Yes, those were Seiss Super DeLuxe Autocycle lights there with the brackets and the longer "AS" bolts to boot! One of the lenses was missing the other was cracked, but otherwise all there in ok overall condition. I also found other parts to this bike in other lots including the Autocycle tank door everybody saw, but there was also a Schwinn / Stewart Warner speedo there with the green lensed side window for the light that was in very poor condition. 
It was great to get there and spend a number of hours looking at his collection.
I agree the prices were way above market value, but he with the deepest pockets wins. ( sometimes ) 
Here are some pictures. 

Greg M.


----------



## Rear Facing Drop Out (Nov 8, 2011)

*Too high?*

I dont know. The prices did not seem too high to me. FOr instance the Autocycle door lot... Sell the NOS Delta 20-30's light and battery tube for say $250 and th efew odd other parts for say a hundred the buyer gets the door for inside of $400 with original lense, seems fair.... If alot of the lots were broken down I think the goodies were bought for a fair price.


----------



## militarymonark (Nov 8, 2011)

that flying merkel went for 201k insane but most likely worth close to that.

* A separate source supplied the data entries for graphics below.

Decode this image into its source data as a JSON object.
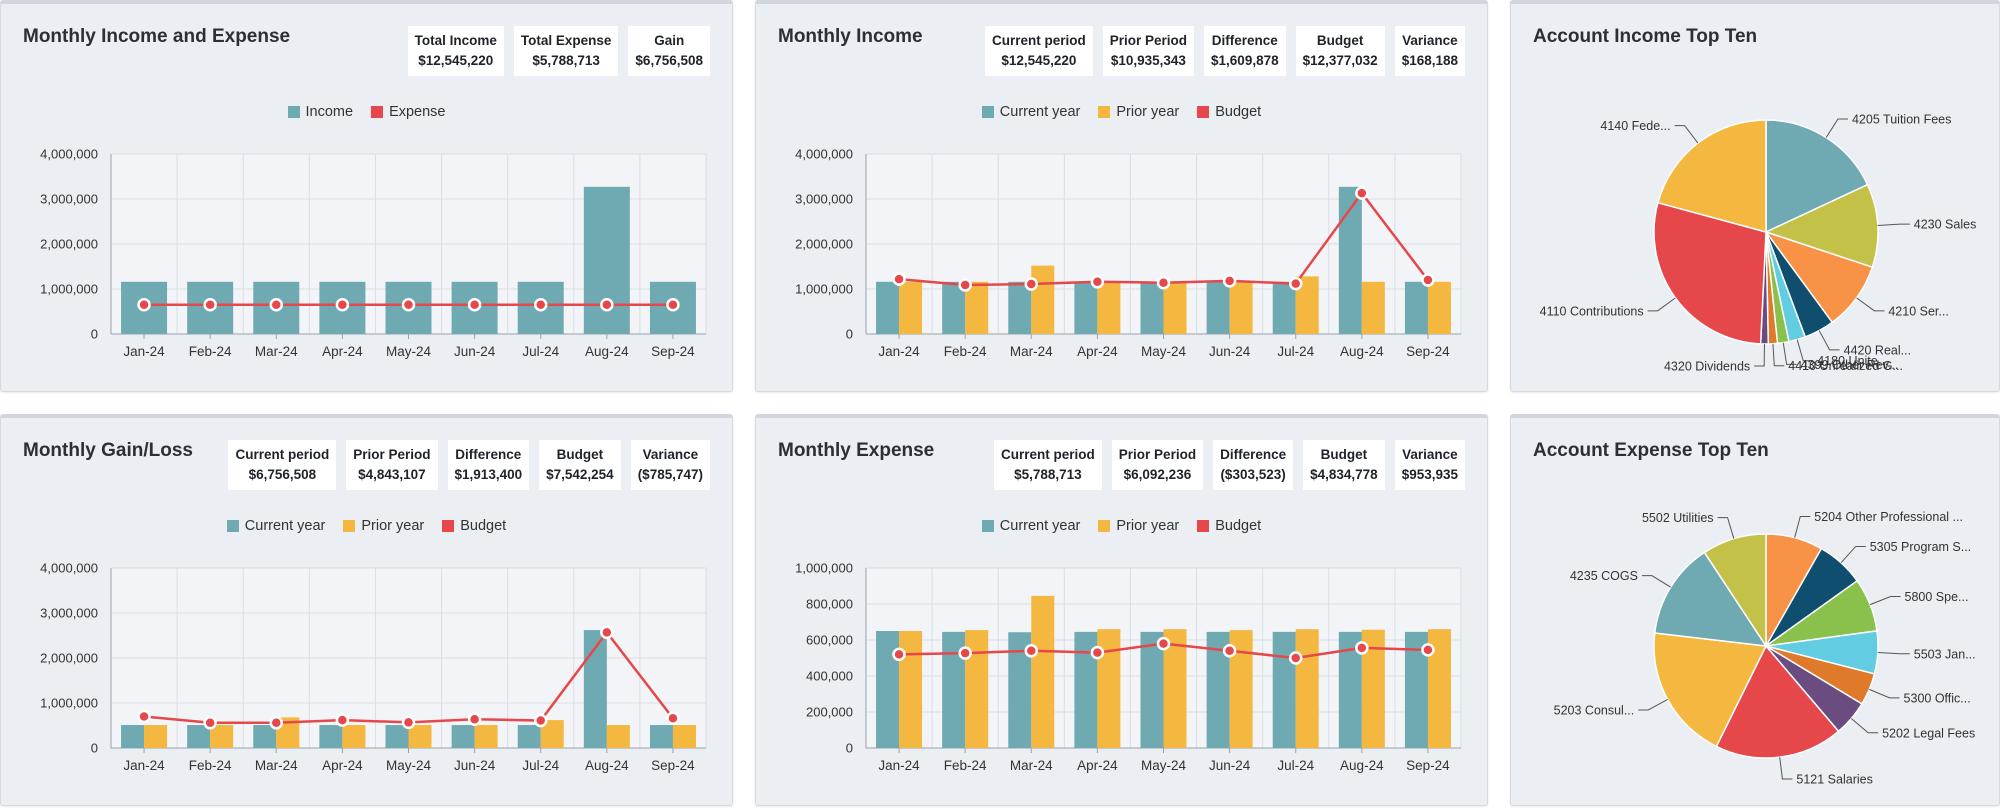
{
  "colors": {
    "teal": "#6fa9b1",
    "orange": "#f4b73f",
    "red": "#e6474a",
    "grid": "#d9dee5",
    "plot_bg": "#f2f4f7",
    "axis": "#9aa3ad"
  },
  "cards": [
    {
      "id": "c1",
      "title": "Monthly Income and Expense",
      "stats": [
        {
          "label": "Total Income",
          "value": "$12,545,220"
        },
        {
          "label": "Total Expense",
          "value": "$5,788,713"
        },
        {
          "label": "Gain",
          "value": "$6,756,508"
        }
      ],
      "legend": [
        {
          "label": "Income",
          "color": "#6fa9b1"
        },
        {
          "label": "Expense",
          "color": "#e6474a"
        }
      ]
    },
    {
      "id": "c2",
      "title": "Monthly Income",
      "stats": [
        {
          "label": "Current period",
          "value": "$12,545,220"
        },
        {
          "label": "Prior Period",
          "value": "$10,935,343"
        },
        {
          "label": "Difference",
          "value": "$1,609,878"
        },
        {
          "label": "Budget",
          "value": "$12,377,032"
        },
        {
          "label": "Variance",
          "value": "$168,188"
        }
      ],
      "legend": [
        {
          "label": "Current year",
          "color": "#6fa9b1"
        },
        {
          "label": "Prior year",
          "color": "#f4b73f"
        },
        {
          "label": "Budget",
          "color": "#e6474a"
        }
      ]
    },
    {
      "id": "c3",
      "title": "Account Income Top Ten",
      "stats": [],
      "legend": []
    },
    {
      "id": "c4",
      "title": "Monthly Gain/Loss",
      "stats": [
        {
          "label": "Current period",
          "value": "$6,756,508"
        },
        {
          "label": "Prior Period",
          "value": "$4,843,107"
        },
        {
          "label": "Difference",
          "value": "$1,913,400"
        },
        {
          "label": "Budget",
          "value": "$7,542,254"
        },
        {
          "label": "Variance",
          "value": "($785,747)"
        }
      ],
      "legend": [
        {
          "label": "Current year",
          "color": "#6fa9b1"
        },
        {
          "label": "Prior year",
          "color": "#f4b73f"
        },
        {
          "label": "Budget",
          "color": "#e6474a"
        }
      ]
    },
    {
      "id": "c5",
      "title": "Monthly Expense",
      "stats": [
        {
          "label": "Current period",
          "value": "$5,788,713"
        },
        {
          "label": "Prior Period",
          "value": "$6,092,236"
        },
        {
          "label": "Difference",
          "value": "($303,523)"
        },
        {
          "label": "Budget",
          "value": "$4,834,778"
        },
        {
          "label": "Variance",
          "value": "$953,935"
        }
      ],
      "legend": [
        {
          "label": "Current year",
          "color": "#6fa9b1"
        },
        {
          "label": "Prior year",
          "color": "#f4b73f"
        },
        {
          "label": "Budget",
          "color": "#e6474a"
        }
      ]
    },
    {
      "id": "c6",
      "title": "Account Expense Top Ten",
      "stats": [],
      "legend": []
    }
  ],
  "chart_data": [
    {
      "card": "c1",
      "type": "bar",
      "title": "Monthly Income and Expense",
      "categories": [
        "Jan-24",
        "Feb-24",
        "Mar-24",
        "Apr-24",
        "May-24",
        "Jun-24",
        "Jul-24",
        "Aug-24",
        "Sep-24"
      ],
      "ylim": [
        0,
        4000000
      ],
      "yticks": [
        0,
        1000000,
        2000000,
        3000000,
        4000000
      ],
      "ytick_labels": [
        "0",
        "1,000,000",
        "2,000,000",
        "3,000,000",
        "4,000,000"
      ],
      "series": [
        {
          "name": "Income",
          "kind": "bar",
          "color": "#6fa9b1",
          "values": [
            1160000,
            1160000,
            1160000,
            1160000,
            1160000,
            1160000,
            1160000,
            3270000,
            1160000
          ]
        },
        {
          "name": "Expense",
          "kind": "line",
          "color": "#e6474a",
          "values": [
            650000,
            650000,
            650000,
            650000,
            650000,
            650000,
            650000,
            650000,
            650000
          ]
        }
      ]
    },
    {
      "card": "c2",
      "type": "bar",
      "title": "Monthly Income",
      "categories": [
        "Jan-24",
        "Feb-24",
        "Mar-24",
        "Apr-24",
        "May-24",
        "Jun-24",
        "Jul-24",
        "Aug-24",
        "Sep-24"
      ],
      "ylim": [
        0,
        4000000
      ],
      "yticks": [
        0,
        1000000,
        2000000,
        3000000,
        4000000
      ],
      "ytick_labels": [
        "0",
        "1,000,000",
        "2,000,000",
        "3,000,000",
        "4,000,000"
      ],
      "series": [
        {
          "name": "Current year",
          "kind": "bar",
          "color": "#6fa9b1",
          "values": [
            1160000,
            1160000,
            1160000,
            1160000,
            1160000,
            1160000,
            1160000,
            3270000,
            1160000
          ]
        },
        {
          "name": "Prior year",
          "kind": "bar",
          "color": "#f4b73f",
          "values": [
            1160000,
            1160000,
            1520000,
            1160000,
            1160000,
            1160000,
            1280000,
            1160000,
            1160000
          ]
        },
        {
          "name": "Budget",
          "kind": "line",
          "color": "#e6474a",
          "values": [
            1220000,
            1090000,
            1110000,
            1160000,
            1140000,
            1180000,
            1120000,
            3130000,
            1200000
          ]
        }
      ]
    },
    {
      "card": "c3",
      "type": "pie",
      "title": "Account Income Top Ten",
      "labels": [
        "4205 Tuition Fees",
        "4230 Sales",
        "4210 Ser...",
        "4420 Real...",
        "4180 Unite...",
        "4399 Other Rev...",
        "4410 Unrealized G...",
        "4320 Dividends",
        "4110 Contributions",
        "4140 Fede..."
      ],
      "values": [
        16.5,
        11.0,
        9.0,
        4.0,
        2.2,
        1.5,
        1.2,
        1.0,
        26.0,
        19.0
      ],
      "colors": [
        "#6fa9b1",
        "#c4c148",
        "#f79247",
        "#0f4e6e",
        "#62cde2",
        "#8ac14c",
        "#df7a2b",
        "#6a4c80",
        "#e6474a",
        "#f4b73f"
      ]
    },
    {
      "card": "c4",
      "type": "bar",
      "title": "Monthly Gain/Loss",
      "categories": [
        "Jan-24",
        "Feb-24",
        "Mar-24",
        "Apr-24",
        "May-24",
        "Jun-24",
        "Jul-24",
        "Aug-24",
        "Sep-24"
      ],
      "ylim": [
        0,
        4000000
      ],
      "yticks": [
        0,
        1000000,
        2000000,
        3000000,
        4000000
      ],
      "ytick_labels": [
        "0",
        "1,000,000",
        "2,000,000",
        "3,000,000",
        "4,000,000"
      ],
      "series": [
        {
          "name": "Current year",
          "kind": "bar",
          "color": "#6fa9b1",
          "values": [
            510000,
            510000,
            510000,
            510000,
            510000,
            510000,
            510000,
            2620000,
            510000
          ]
        },
        {
          "name": "Prior year",
          "kind": "bar",
          "color": "#f4b73f",
          "values": [
            510000,
            510000,
            680000,
            510000,
            510000,
            510000,
            620000,
            510000,
            510000
          ]
        },
        {
          "name": "Budget",
          "kind": "line",
          "color": "#e6474a",
          "values": [
            700000,
            560000,
            560000,
            620000,
            570000,
            640000,
            610000,
            2570000,
            660000
          ]
        }
      ]
    },
    {
      "card": "c5",
      "type": "bar",
      "title": "Monthly Expense",
      "categories": [
        "Jan-24",
        "Feb-24",
        "Mar-24",
        "Apr-24",
        "May-24",
        "Jun-24",
        "Jul-24",
        "Aug-24",
        "Sep-24"
      ],
      "ylim": [
        0,
        1000000
      ],
      "yticks": [
        0,
        200000,
        400000,
        600000,
        800000,
        1000000
      ],
      "ytick_labels": [
        "0",
        "200,000",
        "400,000",
        "600,000",
        "800,000",
        "1,000,000"
      ],
      "series": [
        {
          "name": "Current year",
          "kind": "bar",
          "color": "#6fa9b1",
          "values": [
            650000,
            645000,
            643000,
            645000,
            645000,
            645000,
            645000,
            645000,
            645000
          ]
        },
        {
          "name": "Prior year",
          "kind": "bar",
          "color": "#f4b73f",
          "values": [
            650000,
            655000,
            845000,
            660000,
            660000,
            655000,
            660000,
            657000,
            660000
          ]
        },
        {
          "name": "Budget",
          "kind": "line",
          "color": "#e6474a",
          "values": [
            520000,
            527000,
            540000,
            530000,
            580000,
            540000,
            500000,
            556000,
            545000
          ]
        }
      ]
    },
    {
      "card": "c6",
      "type": "pie",
      "title": "Account Expense Top Ten",
      "labels": [
        "5204 Other Professional ...",
        "5305 Program S...",
        "5800 Spe...",
        "5503 Jan...",
        "5300 Offic...",
        "5202 Legal Fees",
        "5121 Salaries",
        "5203 Consul...",
        "4235 COGS",
        "5502 Utilities"
      ],
      "values": [
        8.0,
        6.7,
        7.5,
        6.0,
        4.5,
        5.0,
        18.0,
        19.0,
        13.5,
        9.0
      ],
      "colors": [
        "#f79247",
        "#0f4e6e",
        "#8ac14c",
        "#62cde2",
        "#df7a2b",
        "#6a4c80",
        "#e6474a",
        "#f4b73f",
        "#6fa9b1",
        "#c4c148"
      ]
    }
  ]
}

Not many of them come up for sale


----------



## twowheelfan (Nov 8, 2011)

*the merkel looks like the biggest ticket item.*

i kind of thought that the BMW veritas or the edwards roadster was gonna top out the auction. that edwards roadster is documented as the first pebble beach show winner.


----------



## oldandtired (Nov 10, 2011)

*hartung auction*

I considered our time at the Hartung auction as money and time well spent.  Entertaining, educational and certainly alot of fun.  Some items went crazy...some were a bargain.  But really, where do you find the stuff anymore?  Pretty hard to find a collection that size in one spot!  it would take many years!  just wish i could find a merkel


----------



## Colton1936 (Nov 13, 2011)

Somebody that bought 5 cars at the auction just put them all on ebay, all of them going for over $1,000 what he paid.


----------



## Larmo63 (Nov 13, 2011)

I own that very speedo in lot #6311 you described, and it is sitting on my workbench right now. 

I'm going to have it restored......


----------